Fellowship Applicants Welcome
Rockville, Md., May 25 – RespectAbility, a nonprofit organization fighting stigmas and advancing opportunities for people with disabilities, is pleased to announce the hiring of Christopher Trujillo as its new National Leadership Director.
Prior to joining RespectAbility, Trujillo worked at Grantmakers for Effective Organizations (GEO) as the Member Development Specialist. He managed the recruitment process, was responsible for generating new member revenue, developed recruitment matrixes, processes and strategies, and presented at various conferences nationwide. Before joining GEO, he worked at the National Society of Collegiate Scholars (GEO) as Senior Coordinator of Chapter Development where he served as a coach and mentor to high achieving scholars at universities and community colleges.
Trujillo is a trained educator and holds a bachelor’s degree in visual art studies and a minor in professional development from the University of North Texas. The youngest of 12 children, he has a sibling with developmental disabilities and an aunt with Cerebral Palsy.
Trujillo is excited about serving at RespectAbility, as he will have the opportunity to work with Fellows who are interested in impacting the lives of people with disabilities.
“As a person of color with a learning disability, I know how hard it can be finding a place to fit in,” Trujillo said.“Being part of the RespectAbility team will provide a platform for me to help educate, train and mentor others, fight stigma and inequalities, increase diversity in the disability community and create new opportunities for others like me.”
Said RespectAbility President Jennifer Laszlo Mizrahi, “We had an exhaustive national search for someone with the highest skills, integrity, passion and vision. We are honored and delighted that Trujillo will take the reins of our National Leadership Program. He is an ideal role model and professional to recruit and train young leaders who are committed to people with disabilities and who want to go into public service, media and advocacy. Trujillo will enable leaders to achieve their dreams – while building a diverse talent pipeline for the disability movement.”
Graduates of the program have gone on to work for the White House, think tanks and in public affairs and advocacy, as well as to numerous high-level law schools and masters programs for public policy.
The Fellowship is supported by the Stanford and Joan Alexander Foundation, which enabled the Fellowship to hire its first Director in 2015, as well as the Ford Foundation, whose grant now enables RespectAbility to include more participants with multiple minority status and/or low-income candidates who cannot afford unpaid Washington internships.
RespectAbility is accepting applications from potential Fellows to serve within the National Leadership Program. There are several fellowship opportunities:
- Public Policy/Employment
- Communications/Diversity in Film & Television
- Program Development/Fundraising
- Faith Inclusion
Trujillo works directly with Fellows to provide them with professional work experiences and resources that will support their career goals and simultaneously advance RespectAbility’s mission. He is responsible for recruiting qualified Fellows, providing training related to their skills development (e.g., writing, research, computer, networking, social media, public speaking, resume writing), and working with Fellows to organize relevant presentations and special events. In addition, he serves as a mentor to aid in the Fellows’ completion of assigned tasks and assists graduates of the program with securing employment and/or entrance to graduate schools.
The National Leadership Program has three cohorts of Fellows – in the fall, spring and summer – for a total of at least 24 Fellows. There are rolling admissions for each cohort. Currently, fall 2017 Fellowship applications are being accepted.
All participants will be trained in advocacy, media and leadership; they will learn how to communicate successfully with people who hold leadership positions in government, commerce or the disability advocacy field.

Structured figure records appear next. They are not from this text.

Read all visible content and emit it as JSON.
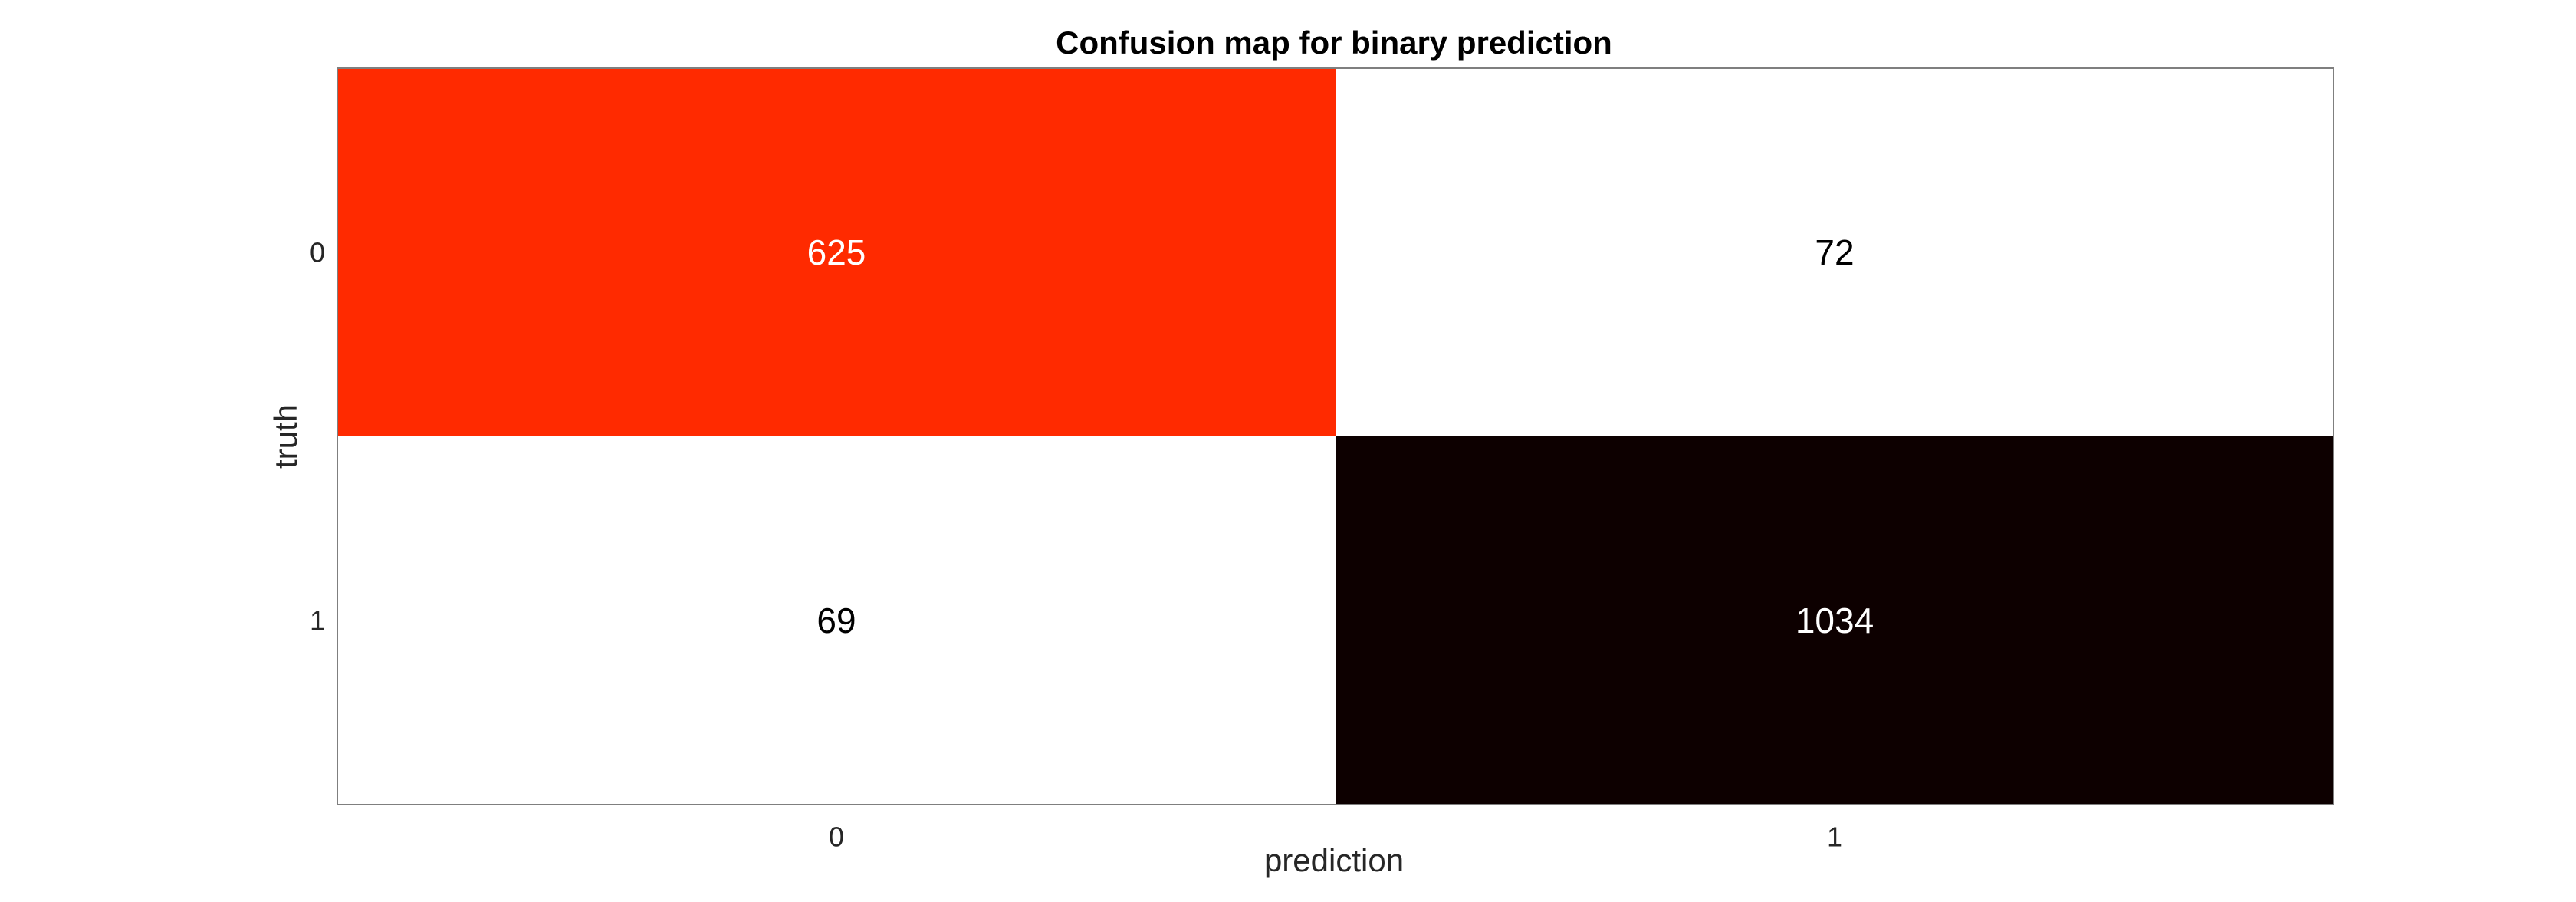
{
  "chart_data": {
    "type": "heatmap",
    "title": "Confusion map for binary prediction",
    "xlabel": "prediction",
    "ylabel": "truth",
    "x_categories": [
      "0",
      "1"
    ],
    "y_categories": [
      "0",
      "1"
    ],
    "values": [
      [
        625,
        72
      ],
      [
        69,
        1034
      ]
    ],
    "cell_colors": [
      [
        "#ff2a00",
        "#ffffff"
      ],
      [
        "#ffffff",
        "#0d0000"
      ]
    ],
    "label_colors": [
      [
        "#ffffff",
        "#000000"
      ],
      [
        "#000000",
        "#ffffff"
      ]
    ]
  }
}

With assistance from the Director, fellows will work with the other professional staff members on various projects throughout the organization, including in employment advocacy, faith inclusion, stigma reduction and development.
“Our fellowship program continues to thrive,” Mizrahi said. “To date, we have had more than 80 fellows, half of whom self identify as a person with a disability, half of whom do not but want to work in the disability field and/or support our agenda. With Trujillo now here to lead our efforts, we are looking forward to a a robust future.”
The National Leadership Program enables young leaders to gain critical skills, contacts and experiences necessary to be accepted into graduate school or go directly into careers in public policy, media or advocacy. This program is fully accessible for people with disabilities and offers full-time in-house job coaching, skills development, networking opportunities, assistive technology and personal care support. People with and without disabilities are encouraged to apply but applicants must have a strong commitment to fighting stigmas and advancing opportunities for people with disabilities.
There are opportunities for both paid and unpaid Fellowships. Unpaid fellows receive a monthly transportation stipend. Lunch is provided daily for all fellows. In addition, all fellows participate in special presentations by guest speakers and intensive strategic communications workshops. RespectAbility is an Equal Opportunity Employer and Affirmative Action employer. Persons with disabilities and minorities are strongly encouraged to apply.